The macaque retina was simultaneously exposed to 153 µW of 830 nm, 39 µW of 904 nm, and 39.5 µW or 150 µW of 568 nm light for 15 minutes over a square ½ degree field using an AO scanning laser ophthalmoscope (SLO). Pre and post exposure images were taken of the cone photoreceptors and the RPE cells using AOSLO reflectance and autofluorescence imaging techniques, respectively.
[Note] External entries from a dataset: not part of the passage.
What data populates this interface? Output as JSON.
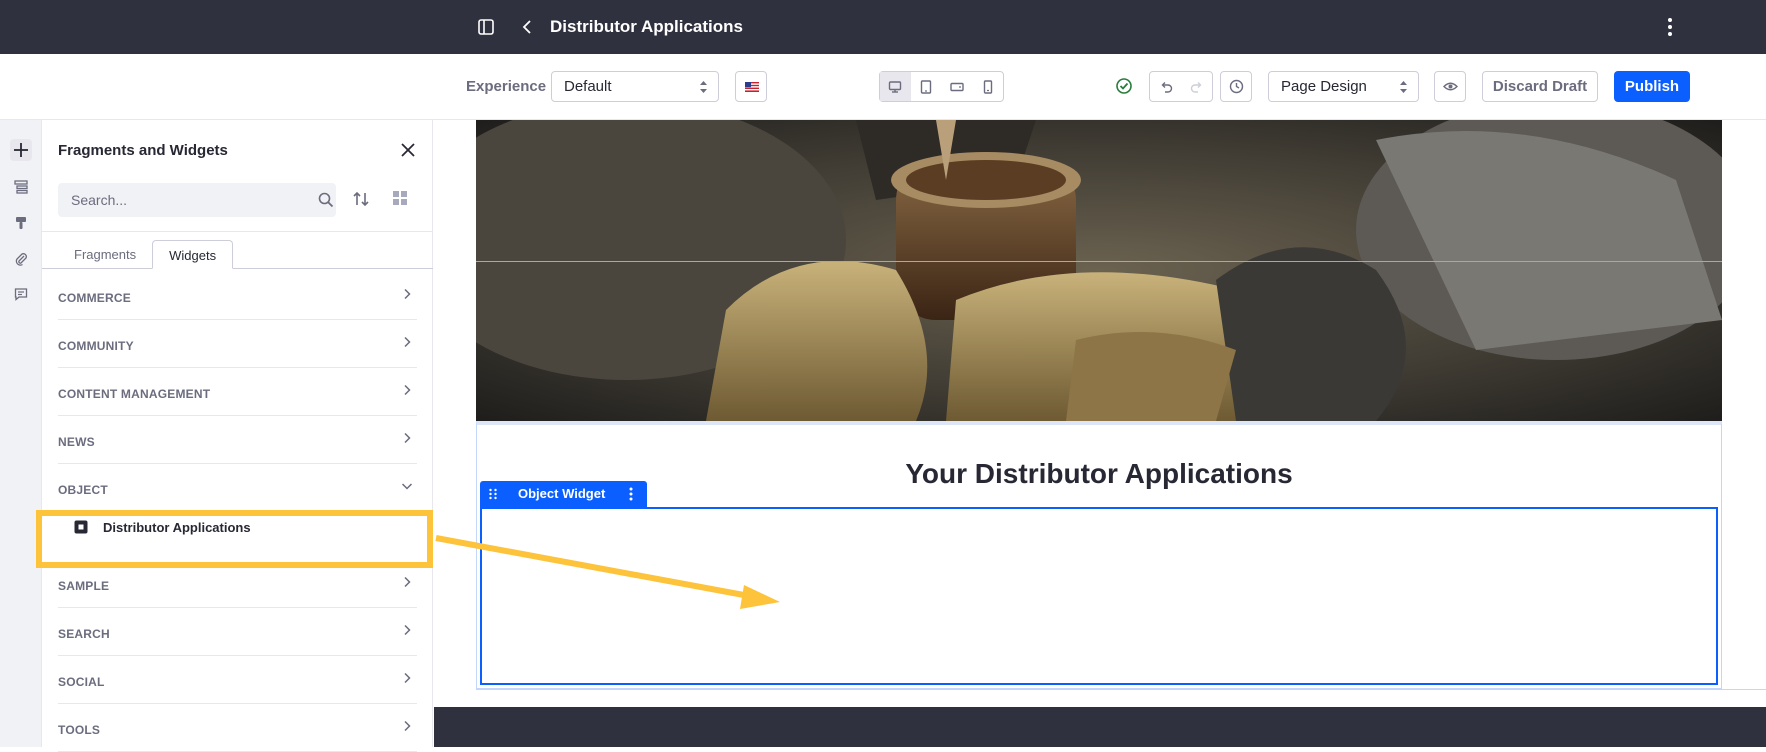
{
  "topbar": {
    "title": "Distributor Applications"
  },
  "toolbar": {
    "experience_label": "Experience",
    "experience_value": "Default",
    "mode_value": "Page Design",
    "discard_label": "Discard Draft",
    "publish_label": "Publish",
    "active_device": "desktop"
  },
  "sidebar": {
    "title": "Fragments and Widgets",
    "search_placeholder": "Search...",
    "tabs": [
      {
        "label": "Fragments",
        "active": false
      },
      {
        "label": "Widgets",
        "active": true
      }
    ],
    "categories": [
      {
        "label": "COMMERCE",
        "expanded": false
      },
      {
        "label": "COMMUNITY",
        "expanded": false
      },
      {
        "label": "CONTENT MANAGEMENT",
        "expanded": false
      },
      {
        "label": "NEWS",
        "expanded": false
      },
      {
        "label": "OBJECT",
        "expanded": true
      },
      {
        "label": "SAMPLE",
        "expanded": false
      },
      {
        "label": "SEARCH",
        "expanded": false
      },
      {
        "label": "SOCIAL",
        "expanded": false
      },
      {
        "label": "TOOLS",
        "expanded": false
      }
    ],
    "object_items": [
      {
        "label": "Distributor Applications"
      }
    ]
  },
  "canvas": {
    "heading": "Your Distributor Applications",
    "widget_label": "Object Widget"
  },
  "colors": {
    "topbar_bg": "#30313f",
    "primary": "#0b5fff",
    "highlight": "#fcc33b",
    "success": "#287d3c"
  }
}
Follow up imaging of the cones and RPE cells was done 10 and 26 days after the exposures.
Both the 39.5 µW and 150 µW exposure caused an immediate darkening of the autofluorescence in the RPE cells. Two hours post exposure, the darkening of the RPE was still visible but relaxed. Ten days later, the area of retina exposed to the 150 µW light showed significant alterations. The RPE cells in this region appear to be missing, while RPE cells outside of the exposure remained visible. The cones in this region did not waveguide as expected and appeared cloudy. Conversely, the retinal area exposed to 39.5 µW appeared normal ten days post exposure. By 26 days, the retinal change observed from the 150 µW exposure had improved slightly. RPE cells appear to have migrated to fill in the exposed area. The cones still appeared abnormal.
We have observed retinal damage in the macaque after exposure to light that is 2.67 times below the ANSI standard using AOSLO imaging of the cones and RPE cells. Whether the AOSLO provides a more sensitive measure of damage or the ANSI standard should not be applied for these exposure conditions remains to be determined. Meanwhile, researchers should use care when determining the safety of experiments with visible light exposures.